Center Stage with Pat Launer on KSDS JAZZ88
“Three Days of Rain” – Compass Theatre
AIRDATE: MAY 30, 2008
Kids always complain that their parents don’t understand them. But the reverse is also true. Children – even grown-up, adult ones – rarely know their parents. And they never see them in the blush of youth, their greatest time of passion and promise.
This is just one thematic thread among many in Richard Greenberg’s wonderfully intelligent, intriguing 1997 play, “Three Days of Rain,” the Pulitzer Prize finalist that I consider the best of the prolific playwright’s works.
In the first act, we meet the insanely manic and hyperverbal Walker , and his stable, long-suffering, suburbanite sister, Nan . They’ve gotten together for the reading of their father’s will, joined by their childhood friend Pip, an uncomplicated and contented TV actor whose father was their dad’s architectural partner. The three convene in an abandoned New York apartment, where they propose hypotheses about the interrelationships of their parents. And then, in Act 2, we meet those parents, 35 years earlier, in 1960, and find out what happened during the seminal three days of rain referred to enigmatically in a diary.
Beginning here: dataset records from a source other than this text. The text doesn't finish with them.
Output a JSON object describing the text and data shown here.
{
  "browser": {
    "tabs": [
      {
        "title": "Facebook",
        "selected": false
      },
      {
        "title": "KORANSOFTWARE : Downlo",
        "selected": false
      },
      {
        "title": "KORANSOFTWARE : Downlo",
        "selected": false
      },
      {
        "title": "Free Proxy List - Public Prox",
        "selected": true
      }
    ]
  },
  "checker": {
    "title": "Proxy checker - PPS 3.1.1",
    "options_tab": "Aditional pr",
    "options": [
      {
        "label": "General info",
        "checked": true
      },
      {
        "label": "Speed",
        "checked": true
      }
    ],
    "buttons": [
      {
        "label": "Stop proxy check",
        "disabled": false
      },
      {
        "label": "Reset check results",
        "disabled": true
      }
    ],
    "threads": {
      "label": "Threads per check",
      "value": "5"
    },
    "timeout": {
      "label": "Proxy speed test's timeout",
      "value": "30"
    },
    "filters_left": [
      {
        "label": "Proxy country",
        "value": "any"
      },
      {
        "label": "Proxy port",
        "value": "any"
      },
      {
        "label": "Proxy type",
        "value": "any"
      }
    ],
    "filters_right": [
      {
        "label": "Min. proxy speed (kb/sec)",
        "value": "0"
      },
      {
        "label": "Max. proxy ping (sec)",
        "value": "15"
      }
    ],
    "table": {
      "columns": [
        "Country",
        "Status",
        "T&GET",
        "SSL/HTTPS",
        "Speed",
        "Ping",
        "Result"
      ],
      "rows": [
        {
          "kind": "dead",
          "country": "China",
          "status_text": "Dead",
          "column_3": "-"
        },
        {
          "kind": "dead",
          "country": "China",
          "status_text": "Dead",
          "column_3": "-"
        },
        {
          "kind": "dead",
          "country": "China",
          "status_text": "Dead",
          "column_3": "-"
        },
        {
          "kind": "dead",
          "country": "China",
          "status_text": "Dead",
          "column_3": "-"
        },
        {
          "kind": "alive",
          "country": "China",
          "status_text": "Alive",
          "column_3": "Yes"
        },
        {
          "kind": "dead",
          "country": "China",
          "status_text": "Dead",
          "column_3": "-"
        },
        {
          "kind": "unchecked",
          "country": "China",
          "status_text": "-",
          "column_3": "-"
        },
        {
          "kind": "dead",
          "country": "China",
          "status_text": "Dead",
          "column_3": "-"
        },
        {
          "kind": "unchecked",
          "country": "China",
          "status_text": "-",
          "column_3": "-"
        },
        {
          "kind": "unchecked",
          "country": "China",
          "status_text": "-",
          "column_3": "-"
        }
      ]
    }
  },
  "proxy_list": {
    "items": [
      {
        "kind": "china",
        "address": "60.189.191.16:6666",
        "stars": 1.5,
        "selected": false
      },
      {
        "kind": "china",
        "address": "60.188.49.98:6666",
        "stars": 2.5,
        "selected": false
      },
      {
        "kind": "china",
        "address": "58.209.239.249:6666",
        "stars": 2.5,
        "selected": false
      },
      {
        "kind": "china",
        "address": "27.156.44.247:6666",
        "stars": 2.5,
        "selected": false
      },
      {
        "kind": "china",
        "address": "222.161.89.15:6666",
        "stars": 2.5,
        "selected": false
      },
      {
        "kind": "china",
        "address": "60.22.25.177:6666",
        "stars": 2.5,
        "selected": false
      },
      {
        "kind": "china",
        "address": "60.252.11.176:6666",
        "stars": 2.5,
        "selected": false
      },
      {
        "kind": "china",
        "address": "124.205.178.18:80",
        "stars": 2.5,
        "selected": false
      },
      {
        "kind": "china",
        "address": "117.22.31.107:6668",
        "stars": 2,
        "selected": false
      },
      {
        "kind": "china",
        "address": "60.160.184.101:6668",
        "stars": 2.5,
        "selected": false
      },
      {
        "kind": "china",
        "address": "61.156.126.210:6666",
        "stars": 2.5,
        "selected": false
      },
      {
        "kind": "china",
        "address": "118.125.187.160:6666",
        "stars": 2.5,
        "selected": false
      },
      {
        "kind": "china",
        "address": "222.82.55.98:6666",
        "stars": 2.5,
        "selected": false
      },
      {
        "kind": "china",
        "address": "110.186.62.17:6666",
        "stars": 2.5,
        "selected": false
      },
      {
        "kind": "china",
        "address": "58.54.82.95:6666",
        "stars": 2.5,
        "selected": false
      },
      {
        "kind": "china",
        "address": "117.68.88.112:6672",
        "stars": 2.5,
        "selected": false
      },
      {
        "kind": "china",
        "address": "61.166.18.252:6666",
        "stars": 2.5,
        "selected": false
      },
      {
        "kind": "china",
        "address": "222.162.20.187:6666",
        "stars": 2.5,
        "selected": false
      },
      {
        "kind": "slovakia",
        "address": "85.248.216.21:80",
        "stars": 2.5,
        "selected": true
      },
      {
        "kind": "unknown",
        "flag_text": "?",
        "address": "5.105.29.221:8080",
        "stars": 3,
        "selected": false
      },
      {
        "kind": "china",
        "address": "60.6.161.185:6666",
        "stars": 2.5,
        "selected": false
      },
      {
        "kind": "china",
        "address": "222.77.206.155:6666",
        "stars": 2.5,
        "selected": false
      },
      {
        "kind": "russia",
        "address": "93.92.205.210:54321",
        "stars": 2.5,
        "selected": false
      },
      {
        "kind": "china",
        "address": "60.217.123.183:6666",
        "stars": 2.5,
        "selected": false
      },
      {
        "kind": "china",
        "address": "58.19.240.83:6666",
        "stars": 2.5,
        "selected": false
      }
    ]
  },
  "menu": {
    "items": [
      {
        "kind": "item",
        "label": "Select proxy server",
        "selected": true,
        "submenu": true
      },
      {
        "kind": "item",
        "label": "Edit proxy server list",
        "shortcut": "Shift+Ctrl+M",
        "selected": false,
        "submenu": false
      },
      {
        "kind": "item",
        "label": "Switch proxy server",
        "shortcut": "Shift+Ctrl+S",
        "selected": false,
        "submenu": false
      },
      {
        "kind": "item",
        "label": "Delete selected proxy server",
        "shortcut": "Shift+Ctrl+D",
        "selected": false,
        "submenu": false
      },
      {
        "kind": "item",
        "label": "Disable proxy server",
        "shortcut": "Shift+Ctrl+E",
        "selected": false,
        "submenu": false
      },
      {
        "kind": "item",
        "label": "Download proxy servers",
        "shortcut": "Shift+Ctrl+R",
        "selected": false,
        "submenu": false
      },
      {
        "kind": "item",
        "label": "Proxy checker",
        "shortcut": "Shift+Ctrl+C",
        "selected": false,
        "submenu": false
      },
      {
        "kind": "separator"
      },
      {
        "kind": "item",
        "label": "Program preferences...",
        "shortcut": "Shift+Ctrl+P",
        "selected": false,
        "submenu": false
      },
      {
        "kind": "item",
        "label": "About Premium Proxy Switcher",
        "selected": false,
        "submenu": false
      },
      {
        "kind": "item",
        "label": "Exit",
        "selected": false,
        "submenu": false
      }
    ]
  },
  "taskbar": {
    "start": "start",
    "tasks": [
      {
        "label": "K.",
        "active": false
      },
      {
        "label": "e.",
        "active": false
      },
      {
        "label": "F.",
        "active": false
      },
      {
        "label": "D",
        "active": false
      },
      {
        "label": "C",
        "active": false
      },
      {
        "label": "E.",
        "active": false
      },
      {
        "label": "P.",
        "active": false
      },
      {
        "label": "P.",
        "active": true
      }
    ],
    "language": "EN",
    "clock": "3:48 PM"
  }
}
And we learn how off-base the offspring were .
The fascinating structural conceit of the play is that the same actors portray the children and their parents – an exhilarating challenge for the three performers.
Local favorite actor/director Rosina Reynolds has done a marvelous job with an excellent cast. Jason Heil is especially strong in the first act as Pip, who’s a lot less tormented and esoteric than his friends; he does a hilarious riff on why the myth of Oedipus makes no sense. Christy Yael is magnificent in the 2nd act, as Lina , Nan and Walker’s future mom, a Southern smarty who’s fluttery and flirtatious, thrilled to serve as the designers’ muse, but already showing disturbing signs of the emotional instability that will undo her later in life.
The real magic act of the evening is performed by Sean Cox, as the crazed, quick-witted and loquacious Walker in the first act, and the taciturn, stammering Ned in the second. It’s a stunning accomplishment that highlights Cox’s ever-expanding comic and dramatic gifts.
“Three Days of Rain” is teeming with ideas: not just the legacy parents leave their children – both financial and emotional, but also the cost of long-held family secrets; the effects of disconnection and miscommunication; genius versus mediocrity; honesty versus delusion; choices made, accepted and regretted.
The design of the production is minimalist, but the small, close space is perfect for the play’s claustrophobic interactions and emotions. This is an auspicious debut for the newly renamed Compass Theatre, charting a new direction for the intimate space formerly known as 6th @ Penn. Weather or not, “Three Days of Rain” makes a mighty big splash.
“Three Days of Rain” runs through June 16 at Compass Theatre (formerly 6th @ Penn).